Many non-autistic people have a lot of misonceptions about “stimming” (also called self-stimulatory behaviors). Some of them believe that stimming is a result of boredom, while others believe that autistics stim for fun… and yet others are still hopelessly confused as to why autistic people behave so “strangely.”
Everyone stims a little bit, and its true that in some cases, stimming can curb boredom or bring happiness.
But when autistic people stim, it usually serves a deeper purpose.
Stimming for autistic people is a means of self-regulation.
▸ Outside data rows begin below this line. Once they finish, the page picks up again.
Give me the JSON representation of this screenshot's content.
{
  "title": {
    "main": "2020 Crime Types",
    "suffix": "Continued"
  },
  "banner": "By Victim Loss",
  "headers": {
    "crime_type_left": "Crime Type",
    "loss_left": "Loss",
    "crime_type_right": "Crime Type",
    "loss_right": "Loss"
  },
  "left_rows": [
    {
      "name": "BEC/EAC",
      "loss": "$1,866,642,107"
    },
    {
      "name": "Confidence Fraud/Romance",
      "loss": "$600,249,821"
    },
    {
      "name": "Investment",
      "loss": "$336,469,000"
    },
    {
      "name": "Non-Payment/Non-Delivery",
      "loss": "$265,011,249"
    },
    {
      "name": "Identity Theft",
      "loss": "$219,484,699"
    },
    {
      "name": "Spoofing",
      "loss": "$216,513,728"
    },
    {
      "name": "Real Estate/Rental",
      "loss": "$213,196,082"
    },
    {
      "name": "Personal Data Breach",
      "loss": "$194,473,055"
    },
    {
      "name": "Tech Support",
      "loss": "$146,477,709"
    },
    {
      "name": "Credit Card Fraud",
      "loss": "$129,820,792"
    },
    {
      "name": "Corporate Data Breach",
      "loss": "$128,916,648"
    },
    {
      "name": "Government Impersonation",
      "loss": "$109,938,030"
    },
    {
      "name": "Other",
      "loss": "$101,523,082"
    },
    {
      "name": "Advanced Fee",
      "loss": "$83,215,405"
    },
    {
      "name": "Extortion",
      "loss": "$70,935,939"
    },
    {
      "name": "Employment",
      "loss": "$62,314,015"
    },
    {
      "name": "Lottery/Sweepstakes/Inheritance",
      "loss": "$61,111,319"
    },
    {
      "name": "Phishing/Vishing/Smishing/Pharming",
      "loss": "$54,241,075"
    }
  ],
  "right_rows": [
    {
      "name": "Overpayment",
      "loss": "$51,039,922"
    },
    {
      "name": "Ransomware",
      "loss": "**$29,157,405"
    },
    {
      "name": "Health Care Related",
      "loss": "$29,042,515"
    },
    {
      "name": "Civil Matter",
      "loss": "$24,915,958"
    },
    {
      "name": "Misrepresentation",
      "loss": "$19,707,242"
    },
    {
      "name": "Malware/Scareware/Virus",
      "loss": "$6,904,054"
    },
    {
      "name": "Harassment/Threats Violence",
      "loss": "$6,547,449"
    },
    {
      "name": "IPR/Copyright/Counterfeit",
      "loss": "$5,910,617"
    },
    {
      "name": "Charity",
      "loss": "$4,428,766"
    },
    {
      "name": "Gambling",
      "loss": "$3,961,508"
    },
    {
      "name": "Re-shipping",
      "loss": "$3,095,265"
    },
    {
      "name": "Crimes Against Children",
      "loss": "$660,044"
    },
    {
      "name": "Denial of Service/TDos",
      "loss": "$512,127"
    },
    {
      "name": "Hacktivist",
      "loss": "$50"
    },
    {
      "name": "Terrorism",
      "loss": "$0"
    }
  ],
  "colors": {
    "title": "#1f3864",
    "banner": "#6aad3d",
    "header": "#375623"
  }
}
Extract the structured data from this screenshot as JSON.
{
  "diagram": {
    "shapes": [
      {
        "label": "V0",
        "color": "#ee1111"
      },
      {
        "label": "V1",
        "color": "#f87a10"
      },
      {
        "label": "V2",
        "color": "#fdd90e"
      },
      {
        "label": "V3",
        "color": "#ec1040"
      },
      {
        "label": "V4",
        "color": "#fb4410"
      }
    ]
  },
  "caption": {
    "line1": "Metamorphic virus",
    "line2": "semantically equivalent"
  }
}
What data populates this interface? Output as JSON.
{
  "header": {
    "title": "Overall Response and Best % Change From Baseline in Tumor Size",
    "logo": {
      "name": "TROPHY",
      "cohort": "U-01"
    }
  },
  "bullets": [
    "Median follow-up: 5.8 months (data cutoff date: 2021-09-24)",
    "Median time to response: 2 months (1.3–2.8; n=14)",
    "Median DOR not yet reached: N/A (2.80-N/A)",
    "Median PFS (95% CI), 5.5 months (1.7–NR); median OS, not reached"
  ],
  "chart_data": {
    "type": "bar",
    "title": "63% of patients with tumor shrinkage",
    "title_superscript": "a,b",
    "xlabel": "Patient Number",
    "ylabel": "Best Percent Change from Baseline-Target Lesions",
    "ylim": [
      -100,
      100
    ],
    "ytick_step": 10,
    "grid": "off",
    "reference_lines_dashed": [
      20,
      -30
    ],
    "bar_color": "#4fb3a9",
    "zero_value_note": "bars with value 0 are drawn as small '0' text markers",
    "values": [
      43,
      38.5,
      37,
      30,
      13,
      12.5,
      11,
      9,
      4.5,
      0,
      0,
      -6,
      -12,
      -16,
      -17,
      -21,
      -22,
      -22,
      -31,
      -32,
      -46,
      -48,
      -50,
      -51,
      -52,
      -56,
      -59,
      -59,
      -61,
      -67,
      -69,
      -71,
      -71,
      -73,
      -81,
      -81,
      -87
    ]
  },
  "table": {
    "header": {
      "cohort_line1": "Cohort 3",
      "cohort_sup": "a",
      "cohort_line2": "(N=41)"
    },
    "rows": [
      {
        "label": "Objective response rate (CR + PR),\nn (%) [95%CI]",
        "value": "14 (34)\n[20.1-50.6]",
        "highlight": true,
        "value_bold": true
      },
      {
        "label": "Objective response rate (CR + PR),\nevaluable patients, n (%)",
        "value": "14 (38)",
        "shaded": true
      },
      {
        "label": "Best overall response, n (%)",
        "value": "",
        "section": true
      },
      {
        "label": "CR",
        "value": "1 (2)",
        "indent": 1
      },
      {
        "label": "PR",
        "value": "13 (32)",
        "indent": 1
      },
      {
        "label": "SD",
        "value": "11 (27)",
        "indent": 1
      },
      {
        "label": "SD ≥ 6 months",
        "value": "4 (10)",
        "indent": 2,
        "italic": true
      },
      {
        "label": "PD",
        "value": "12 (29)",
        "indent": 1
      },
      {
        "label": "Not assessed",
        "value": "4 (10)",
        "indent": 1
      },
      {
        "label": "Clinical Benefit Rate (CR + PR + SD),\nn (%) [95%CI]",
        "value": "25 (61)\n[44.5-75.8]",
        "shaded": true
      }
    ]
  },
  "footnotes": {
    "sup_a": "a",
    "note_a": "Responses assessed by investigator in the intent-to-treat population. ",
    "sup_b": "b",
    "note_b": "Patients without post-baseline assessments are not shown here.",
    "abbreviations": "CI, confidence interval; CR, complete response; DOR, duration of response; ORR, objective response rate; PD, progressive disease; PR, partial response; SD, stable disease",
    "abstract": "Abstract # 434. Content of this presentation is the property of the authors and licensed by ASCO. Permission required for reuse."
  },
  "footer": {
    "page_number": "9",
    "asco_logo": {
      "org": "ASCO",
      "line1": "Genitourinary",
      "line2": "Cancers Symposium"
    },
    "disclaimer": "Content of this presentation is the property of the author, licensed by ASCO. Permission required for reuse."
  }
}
It helps autistic people learn, feel comfortable and safe, and handle their emotions.
Stimming is not meant to collect a child’s boredom, it is meant to be a built-in self-soothing mechanism that helps with emotional regulation and learning.
“In an initial ABA session, a therapist might enforce the suppression of an autistic client’s self-stimulatory behaviors, which is merely a visceral reaction to seek meaningful change in one’s environment in an effort to prevent sensory overload.”– C. L. Lynch
Forcing a child to stop stimming is effectively removing their ability to comfort themselves in a stressful situation- and ABA intends to stop stimming altogether.
Stimming is a critically important behavior that should not be stopped, and any therapy that exists to stop it is removing a child’s ability to cope with stress and increasing the likelihood that they will have a meltdown simply to make their behaviors less unusual.